I try my best to take comfort in knowing my actions saved a lot of people. The casualties were kept to a minimum as a result, and the number who sustained injuries was smaller than it could have been. But it hurts my heart to know it was me who had done it. I know it's foolish. It's a samurai's job to remove threats to their masters and their empire. I performed my duty, I was praised for it. But none of that clears my conscious, or the blood on my hands. I don't understand the samurai who can do this and not feel anything. I've heard stories of some who enjoy the slaughter, so much so that they wet their blades on the lower castes as part of their rituals.
But, the truth of the matter is, I'm the one who's different in this society we live in. I'm the only one who takes issue with it. It bothered me so much that I had to remove myself from the castle. Slipped away the first moment I could. I couldn't stand to hear their praises anymore. I just wanted to be done with it, to forget. To be by my beloved sea where my problems seems so little next to the vastness of it.
Perhaps it was the Kami, sensing my distress, that allowed my eye to catch upon the jade hairpiece in the river. A fancy little thing that was clearly worth more than my savings could buy. It was hard to believe something like it was in the river, and not missed by its owner. I spent my lunchtime trying to find out who the owner was, and regretfully I couldn't properly answer Hana-chan's invitation to sit and enjoy our meal together. According to an Ashaina elder I spoke with, the hairpiece was crafted by Asawa Kisawe-san, a Crane artisan here at Claw Point. Speaking to her revealed that the hairpiece belonged to the Imperial Princess herself. I could scarcely believe it.
As a personal note to keep in mind, Asawa-san has threatened to unleash the Claw Point guard on me on the account of theft if the hairpiece was not returned by the end of tomorrow. The very reason why I even searched for the hairpiece's owner was to avoid such accusations to begin with. The bloody gall of that woman.

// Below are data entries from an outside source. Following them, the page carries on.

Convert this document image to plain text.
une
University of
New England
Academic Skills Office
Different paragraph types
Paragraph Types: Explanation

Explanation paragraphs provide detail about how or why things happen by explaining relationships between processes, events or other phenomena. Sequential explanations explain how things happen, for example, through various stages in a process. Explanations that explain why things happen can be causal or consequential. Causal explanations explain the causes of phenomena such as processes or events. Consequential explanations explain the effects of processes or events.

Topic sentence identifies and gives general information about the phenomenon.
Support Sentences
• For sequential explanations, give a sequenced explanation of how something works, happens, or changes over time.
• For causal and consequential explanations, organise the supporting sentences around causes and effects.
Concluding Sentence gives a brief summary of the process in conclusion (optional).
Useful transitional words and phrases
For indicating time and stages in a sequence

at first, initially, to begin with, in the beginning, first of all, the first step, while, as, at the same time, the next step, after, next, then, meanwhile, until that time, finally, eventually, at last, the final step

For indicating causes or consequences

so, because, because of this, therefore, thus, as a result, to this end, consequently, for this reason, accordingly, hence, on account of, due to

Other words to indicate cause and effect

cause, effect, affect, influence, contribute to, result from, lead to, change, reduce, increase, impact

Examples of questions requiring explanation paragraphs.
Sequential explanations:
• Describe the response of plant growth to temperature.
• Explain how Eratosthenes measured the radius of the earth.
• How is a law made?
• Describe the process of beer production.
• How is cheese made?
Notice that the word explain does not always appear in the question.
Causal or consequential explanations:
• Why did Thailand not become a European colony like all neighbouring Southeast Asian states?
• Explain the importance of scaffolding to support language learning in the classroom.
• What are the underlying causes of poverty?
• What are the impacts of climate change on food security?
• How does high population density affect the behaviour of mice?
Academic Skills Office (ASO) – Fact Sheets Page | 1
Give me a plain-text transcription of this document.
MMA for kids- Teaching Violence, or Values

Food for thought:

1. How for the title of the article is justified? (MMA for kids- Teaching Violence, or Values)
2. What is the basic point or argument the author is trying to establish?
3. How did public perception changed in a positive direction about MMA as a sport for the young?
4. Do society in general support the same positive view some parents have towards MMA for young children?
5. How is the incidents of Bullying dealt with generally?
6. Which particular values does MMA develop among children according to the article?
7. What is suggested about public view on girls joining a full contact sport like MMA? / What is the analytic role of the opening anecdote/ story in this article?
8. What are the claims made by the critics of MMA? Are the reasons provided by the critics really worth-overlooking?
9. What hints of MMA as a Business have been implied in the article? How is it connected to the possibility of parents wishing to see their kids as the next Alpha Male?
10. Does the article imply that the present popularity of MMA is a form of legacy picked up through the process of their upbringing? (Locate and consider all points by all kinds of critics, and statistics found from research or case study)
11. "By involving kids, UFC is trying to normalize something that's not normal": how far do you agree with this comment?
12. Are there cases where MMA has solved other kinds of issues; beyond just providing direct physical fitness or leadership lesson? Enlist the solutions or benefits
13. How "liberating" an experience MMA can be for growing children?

So began the first half of my trek to the Imperial estate. Sometime during lunch and my search, a blizzard had started. Foolish of me, I know, but a little bit of snow would hardly stop me from getting this precious item back to its owner as quickly as possible. I was already eager to have it leave my possession. By the Kami, I regretted my choice fiercely by the time I reached the guardhouse. Thankfully, Seppun Kaijira-san saw me in and let me sit by the fire while she returned the hairpiece to the princess's chambers. Though, for reasons I cannot fathom, she accompanied me back to the Claw Point Castle. I suspect it was simply to make sure I didn't collapse and freeze on my way back. A death on her watch would not reflect kindly, even if the cause would have been my own foolishness. It was... interesting to hear what she had to say. I would never have expected an Imperial to impart personal history was, well, someone like me.